Er ist doch noch ein Baby!

Ich stehe in meiner Küche und genieße den Moment, in dem ich meine Tochter in den Armen halte. Als Teenager findet man seine Mutter öfter doof als dass man sie umarmen möchte.
Nach einer Weile sagt sie: „Du tust es schon wieder“.
Ich weiß genau was sie meint. Ich kann nicht anders, es scheint ein Reflex zu sein. Halte ich eines meiner Kinder im Arm muss ich sie einfach schunkeln…
„Du bist halt mein Baby“ sage ich und meine damit „ich liebe meine Familie mehr als alles andere auf der Welt“, „in meinen Armen wirst Du immer Geborgenheit finden“ und „egal was passiert, zu mir kannst Du immer kommen“.
Als Teenager versteht sie aber eher „Du bist klein, hilflos und ich traue Dir nichts zu“ oder so etwas und ist etwas empört, weil sie schließlich kein Baby mehr ist.

Etwas später sitze ich am Rechner und scrolle mich durch Facebook-Hundegruppen.
Jemand fragt etwas wie „mein Hund ist 20 Wochen alt und kommt nicht wenn ich rufe, was soll ich tun“ und bekommt zur Antwort: „Dein Hund muss doch noch nicht gehorchen, er ist doch noch ein Baby!“
„Ein Riesenbaby“ denke ich, habe meine Tochter vor Augen und frage mich:

Ab wann ist ein Hund eigentlich kein Baby mehr?
Meine Suche bei Google hat mir diese Frage tatsächlich nicht beantworten können und deshalb widme ich meinen Beitrag für heute dieser Frage.

Ein Hund ist bis zu seiner 16. Lebenswoche ein Welpe.

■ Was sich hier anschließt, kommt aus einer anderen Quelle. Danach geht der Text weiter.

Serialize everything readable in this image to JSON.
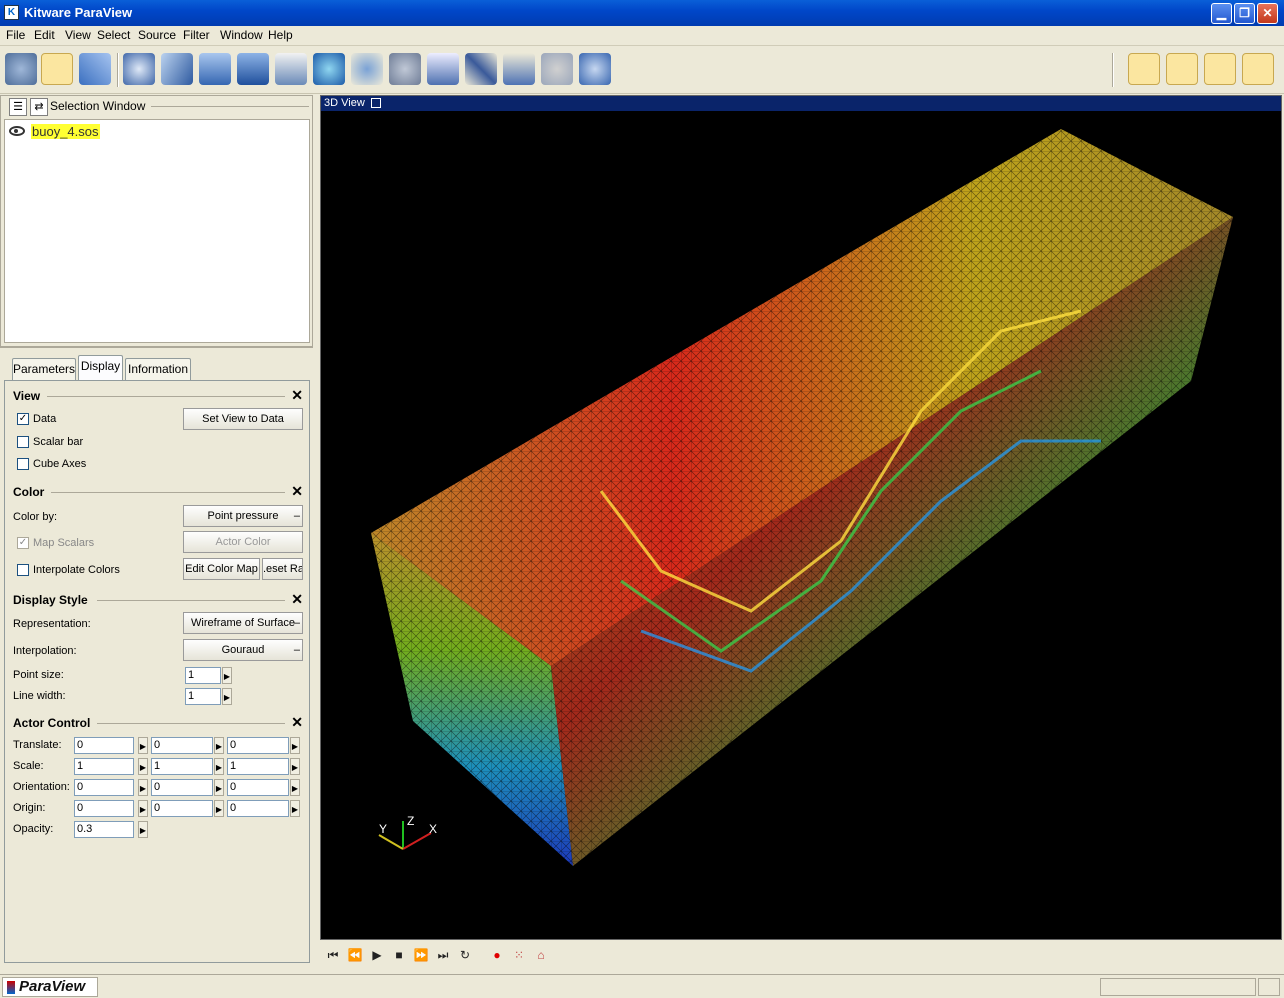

Danach gilt er als Junghund. Es gibt auch Leute, die den Hund bis zu seinem ersten Geburtstag als Welpe ansehen, das passt aber meiner Meinung nach weder zu seinem Aussehen (Welpen sind doch irgendwie Hunde, die aussehen wie ganz junge Hunde), noch zu der üblichen Verwendung dieses Begriffes für andere Tiere, zum Beispiel Wölfe oder Füchse.
Aber selbst von seinem ersten Lebenstag bis zur 16. Woche macht ein Welpe so eine gewaltige Entwicklung durch, dass es im Prinzip nicht gerechtfertigt ist, das alles unter einen Namen zusammenzufassen. Es finden sich im Internet viele Seiten, auf denen die Entwicklungsphasen beschrieben werden. Von der Vegetativen Phase bis zur Pubertät erfährst Du, wann sich Dein Hund wie entwickelt aber nicht, ab wann er kein Baby mehr ist.
Deshalb bleibt mir wohl nur der Vergleich mit Menschen, doch das ist gar nicht so einfach, schließlich sind wir doch sehr verschieden. Man kann eigentlich nur „Meilensteine“ in der Entwicklung vergleichen.

Der Zahnwechsel

Der Zahnwechsel beginnt bei einem Welpen im Alter von 16 Wochen.
Ein Kind verliert seine ersten Zähne ungefähr um seinen 6. Geburtstag herum.
Mit 6 Jahren kommt ein Kind schon in die Schule.
Es ist in diesem Alter ein kleines Kind, aber auch schon kein Kleinkind mehr. Es ist zu Hause und in anderen bekannten Umgebungen ein aufgeweckter Springinsfeld, in der Fremde aber oft zurückhaltend und Fremden gegenüber gern zurückhaltend. Es ist sehr neugierig und wissenshungrig und saugt alles Neue in sich auf.
So waren meine Kinder in diesem Alter und genauso sind alle meine Hunde im Alter von 16 Wochen auch gewesen.
Ich denke also, dass man das vergleichen könnte:
Ein Welpe im Alter von 16 Wochen entspricht ungefähr einem Kind um den 6. Geburtstag und wäre damit schon lange kein Baby mehr.

Laufen lernen

Für einen Menschen gilt der erste Geburtstag als Übergang vom Baby zum Kleinkind. Um herauszufinden, ab wann ein Hund kein Baby mehr ist, würde ich den Entwicklungsstand eines Kindes um seinen ersten Geburtstag also gern mit dem eines Welpen vergleichen, aber das ist auch gar nicht so einfach.
Um den ersten Geburtstag herum lernt der Mensch das Laufen.
Allerdings auf zwei Beinen, was sicherlich schwieriger ist als das Laufen auf vier Pfoten. Welpen jedenfalls verlassen im Alter von vier Wochen die Wurfkiste um die Umgebung zu erkunden. Sind dann allerdings schon schnell viel mobiler als ein Mensch.

Feste Nahrung

Im Alter von ungefähr vier Wochen können Welpen damit beginnen, auch anderes Futter zu fressen. Einem Baby geben wir ab dem vierten Monat den ersten Brei.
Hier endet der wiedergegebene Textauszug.